Coerência, Responsabilidade e Pragmatismo

por Jorge Alexandre Neves

A crise venezuelana é o maior desafio para o Governo Lula 3, até o momento. Penso que este desafio requer coerência, responsabilidade e pragmatismo. A coerência deve vir do reconhecimento de que as democracias costumam ser imperfeitas (1), assim como que há uma superexploração – principalmente por parte da mídia hegemônica – dos problemas existentes no regime venezuelano (2). A coerência também exige que problemas sérios em eleições já houve em países e regimes amplamente reconhecidos como democráticos. Em 2000, a eleição presidencial estadunidense foi vencida por George W. Bush de forma mais do que suspeita, e o resultado só foi reconhecido internacionalmente graças ao compromisso singular de Al Gore com a estabilidade institucional. No Brasil, a presidenta Dilma Rousseff foi vítima de um golpe de Estado (com o apoio decisivo do aparelho estatal e paraestatal estadunidense – que, hoje, felizmente, parece estar assumindo uma posição diferente, pelo menos em relação ao Brasil) – hoje amplamente comprovado – e, em 2018, o presidente Lula foi impedido de concorrer em função de um processo judicial absolutamente fraudulento, o que também restou comprovado. Perceba-se que, naquele momento, Lula, o PT e todos nós que o apoiamos sabíamos que o processo eleitoral de 2018 era fraudulento. Apesar disso, o candidato Lula e o seu partido insistiram na via institucional (que sabiam totalmente viciada, naquele momento), apresentando todos os recursos legais cabíveis. Lula e o PT apostaram na via institucional até o fim! Haddad participou da eleição e, apesar de ele, Lula e o PT saberem que aquela eleição era uma fraude (o que, insisto, restou comprovado, depois), aceitaram o resultado, mantendo-se no jogo político-partidário.

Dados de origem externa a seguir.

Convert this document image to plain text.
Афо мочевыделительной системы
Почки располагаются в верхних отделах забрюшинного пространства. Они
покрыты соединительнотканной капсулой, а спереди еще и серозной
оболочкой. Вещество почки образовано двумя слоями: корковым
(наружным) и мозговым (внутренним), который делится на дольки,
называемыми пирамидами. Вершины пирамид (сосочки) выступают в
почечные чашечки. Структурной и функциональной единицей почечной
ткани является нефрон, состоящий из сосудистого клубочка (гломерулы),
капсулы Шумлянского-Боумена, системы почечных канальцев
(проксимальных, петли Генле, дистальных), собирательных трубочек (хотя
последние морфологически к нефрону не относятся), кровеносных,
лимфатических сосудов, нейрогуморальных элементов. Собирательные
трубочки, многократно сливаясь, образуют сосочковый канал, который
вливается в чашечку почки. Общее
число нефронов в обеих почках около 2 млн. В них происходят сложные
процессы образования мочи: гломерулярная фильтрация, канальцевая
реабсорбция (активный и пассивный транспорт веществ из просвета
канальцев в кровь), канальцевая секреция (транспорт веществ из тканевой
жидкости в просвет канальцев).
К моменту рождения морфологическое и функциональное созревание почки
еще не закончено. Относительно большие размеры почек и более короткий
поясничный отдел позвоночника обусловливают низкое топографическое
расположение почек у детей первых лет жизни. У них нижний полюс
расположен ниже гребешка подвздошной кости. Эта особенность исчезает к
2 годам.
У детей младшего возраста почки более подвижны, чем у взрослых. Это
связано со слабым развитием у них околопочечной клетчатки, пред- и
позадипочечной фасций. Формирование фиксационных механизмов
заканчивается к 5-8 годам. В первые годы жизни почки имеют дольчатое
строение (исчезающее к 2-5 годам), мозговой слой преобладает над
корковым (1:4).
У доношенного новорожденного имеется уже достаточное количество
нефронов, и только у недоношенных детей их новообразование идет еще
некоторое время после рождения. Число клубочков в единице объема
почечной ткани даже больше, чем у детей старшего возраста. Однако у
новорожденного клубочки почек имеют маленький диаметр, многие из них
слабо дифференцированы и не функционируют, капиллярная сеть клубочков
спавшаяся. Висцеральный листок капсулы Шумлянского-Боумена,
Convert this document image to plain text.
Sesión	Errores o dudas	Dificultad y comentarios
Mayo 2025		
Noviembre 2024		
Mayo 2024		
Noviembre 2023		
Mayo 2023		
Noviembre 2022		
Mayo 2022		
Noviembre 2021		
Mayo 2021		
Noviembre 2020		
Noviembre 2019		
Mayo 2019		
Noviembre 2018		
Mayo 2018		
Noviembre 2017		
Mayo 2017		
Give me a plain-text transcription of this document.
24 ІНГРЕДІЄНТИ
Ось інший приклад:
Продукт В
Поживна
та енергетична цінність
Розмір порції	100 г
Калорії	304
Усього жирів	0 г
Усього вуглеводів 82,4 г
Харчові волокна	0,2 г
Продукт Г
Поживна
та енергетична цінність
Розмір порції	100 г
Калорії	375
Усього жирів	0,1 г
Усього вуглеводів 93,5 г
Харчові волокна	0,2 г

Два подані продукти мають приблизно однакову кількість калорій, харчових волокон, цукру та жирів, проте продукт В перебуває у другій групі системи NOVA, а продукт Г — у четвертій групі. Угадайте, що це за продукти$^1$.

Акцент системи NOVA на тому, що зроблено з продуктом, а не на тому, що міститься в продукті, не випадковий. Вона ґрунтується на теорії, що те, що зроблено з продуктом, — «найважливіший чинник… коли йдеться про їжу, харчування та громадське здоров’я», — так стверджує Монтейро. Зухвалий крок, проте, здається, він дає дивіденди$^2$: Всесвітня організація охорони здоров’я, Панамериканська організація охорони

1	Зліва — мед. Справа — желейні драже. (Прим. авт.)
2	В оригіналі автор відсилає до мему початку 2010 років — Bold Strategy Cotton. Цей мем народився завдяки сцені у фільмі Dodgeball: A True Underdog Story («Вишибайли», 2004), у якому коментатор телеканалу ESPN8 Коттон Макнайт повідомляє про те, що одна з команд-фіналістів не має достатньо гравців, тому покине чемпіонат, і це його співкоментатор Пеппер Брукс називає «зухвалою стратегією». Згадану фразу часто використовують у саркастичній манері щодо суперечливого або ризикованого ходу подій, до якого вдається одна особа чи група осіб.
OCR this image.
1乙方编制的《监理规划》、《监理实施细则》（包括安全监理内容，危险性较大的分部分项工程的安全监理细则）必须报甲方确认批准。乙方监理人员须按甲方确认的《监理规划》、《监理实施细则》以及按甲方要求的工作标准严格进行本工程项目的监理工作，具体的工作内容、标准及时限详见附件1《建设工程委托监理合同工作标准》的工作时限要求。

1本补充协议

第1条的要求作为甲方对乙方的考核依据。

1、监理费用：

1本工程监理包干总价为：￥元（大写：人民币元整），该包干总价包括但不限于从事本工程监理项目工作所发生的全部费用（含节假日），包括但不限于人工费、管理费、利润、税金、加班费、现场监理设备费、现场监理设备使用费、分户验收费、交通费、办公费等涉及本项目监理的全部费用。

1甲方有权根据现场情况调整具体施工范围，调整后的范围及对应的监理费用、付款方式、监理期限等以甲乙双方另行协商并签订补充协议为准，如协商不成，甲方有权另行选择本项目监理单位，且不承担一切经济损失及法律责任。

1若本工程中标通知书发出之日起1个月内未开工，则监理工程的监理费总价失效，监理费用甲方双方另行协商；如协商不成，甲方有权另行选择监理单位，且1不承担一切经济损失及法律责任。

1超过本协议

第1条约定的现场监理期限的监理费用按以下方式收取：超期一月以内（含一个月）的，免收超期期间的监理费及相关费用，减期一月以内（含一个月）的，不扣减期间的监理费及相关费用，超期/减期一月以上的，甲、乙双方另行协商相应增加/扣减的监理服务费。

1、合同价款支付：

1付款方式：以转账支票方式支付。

Portanto, quando o Presidente Lula diz que é preciso que a oposição venezuelana esgote os procedimentos legais cabíveis, ele está apenas sendo coerente com sua própria trajetória política. É muito provável que o recurso não resulte em nada (como também o foi aqui, e ninguém esperava que houvesse a reviravolta que houve, a partir da divulgação da vaza jato, algo totalmente extraordinário), mas é necessário que os procedimentos normativos cabíveis sejam esgotados (a recusa da oposição venezuelana de fazê-lo pode ser apenas mais um indicador da sua dificuldade atávica com a institucionalidade dos processos democráticos, vide sua longa tradição golpista).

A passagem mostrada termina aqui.